Let me end by saying that I think the purpose of the youth ministry in the church must be to:
- Help facilitate this new paradigm
- Continue to be a tool for parents and the church to assist in the discipleship of students
- Help bridge the gap between baptismal vows made by parents and the vow taken by the congregation
Parental Vows:
- Do you acknowledge your child’s need of the cleansing blood of Jesus Christ, and the renewing grace of the Holy Spirit?
- Do you claim God’s covenant promises in (his) behalf, and do you look in faith to the Lord Jesus Christ for (his) salvation, as you do for your own?

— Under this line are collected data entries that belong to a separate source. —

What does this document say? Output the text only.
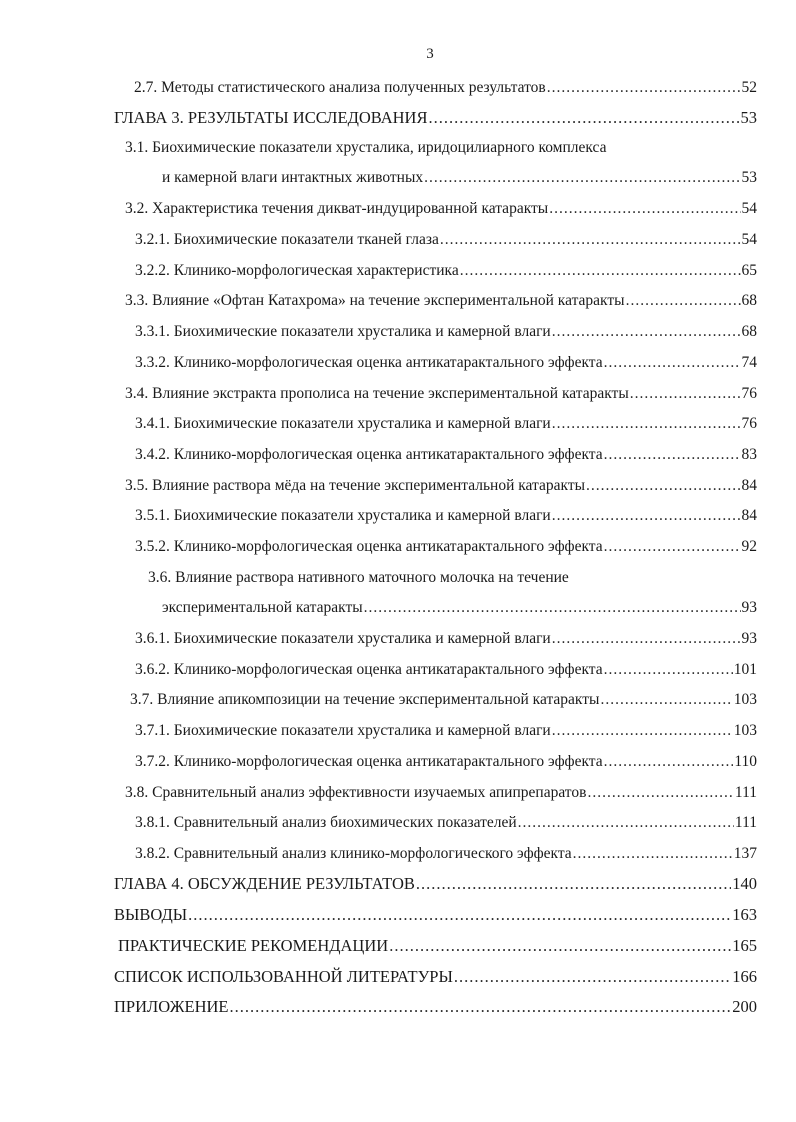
3
2.7. Методы статистического анализа полученных результатов .....	52
ГЛАВА 3. РЕЗУЛЬТАТЫ ИССЛЕДОВАНИЯ .....	53
3.1. Биохимические показатели хрусталика, иридоцилиарного комплекса
и камерной влаги интактных животных .....	53
3.2. Характеристика течения дикват-индуцированной катаракты .....	54
3.2.1. Биохимические показатели тканей глаза .....	54
3.2.2. Клинико-морфологическая характеристика .....	65
3.3. Влияние «Офтан Катахрома» на течение экспериментальной катаракты .....	68
3.3.1. Биохимические показатели хрусталика и камерной влаги .....	68
3.3.2. Клинико-морфологическая оценка антикатарактального эффекта .....	74
3.4. Влияние экстракта прополиса на течение экспериментальной катаракты .....	76
3.4.1. Биохимические показатели хрусталика и камерной влаги .....	76
3.4.2. Клинико-морфологическая оценка антикатарактального эффекта .....	83
3.5. Влияние раствора мёда на течение экспериментальной катаракты .....	84
3.5.1. Биохимические показатели хрусталика и камерной влаги .....	84
3.5.2. Клинико-морфологическая оценка антикатарактального эффекта .....	92
3.6. Влияние раствора нативного маточного молочка на течение
экспериментальной катаракты .....	93
3.6.1. Биохимические показатели хрусталика и камерной влаги .....	93
3.6.2. Клинико-морфологическая оценка антикатарактального эффекта .....	101
3.7. Влияние апикомпозиции на течение экспериментальной катаракты .....	103
3.7.1. Биохимические показатели хрусталика и камерной влаги .....	103
3.7.2. Клинико-морфологическая оценка антикатарактального эффекта .....	110
3.8. Сравнительный анализ эффективности изучаемых апипрепаратов .....	111
3.8.1. Сравнительный анализ биохимических показателей .....	111
3.8.2. Сравнительный анализ клинико-морфологического эффекта .....	137
ГЛАВА 4. ОБСУЖДЕНИЕ РЕЗУЛЬТАТОВ .....	140
ВЫВОДЫ .....	163
ПРАКТИЧЕСКИЕ РЕКОМЕНДАЦИИ .....	165
СПИСОК ИСПОЛЬЗОВАННОЙ ЛИТЕРАТУРЫ .....	166
ПРИЛОЖЕНИЕ .....	200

- Do you now unreservedly dedicate your child to God, and promise, in humble reliance upon divine grace, that you will endeavor to set before (him) a godly example, that you will pray with and for (him), that you will teach (him) the doctrines of our holy religion, and that you will strive, by all the means of God’s appointment, to bring (him) up in the nurture and admonition of the Lord?
Congregational Vow:
- Do you as a congregation undertake the responsibility of assisting the parents in the Christian nurture of this child?
- Equip the saints for ministry—in this case both parents and students (Ephesians 4:11–12)
- Make sure efforts are being made toward the “widows and orphans” —both actual and spiritual
Our calling to youth ministry is a call to equipping and facilitating the older generations to make disciples of the younger generations.
Bill Johns is Director of Student Ministries at Independent Presbyterian Church in Memphis, Tennessee.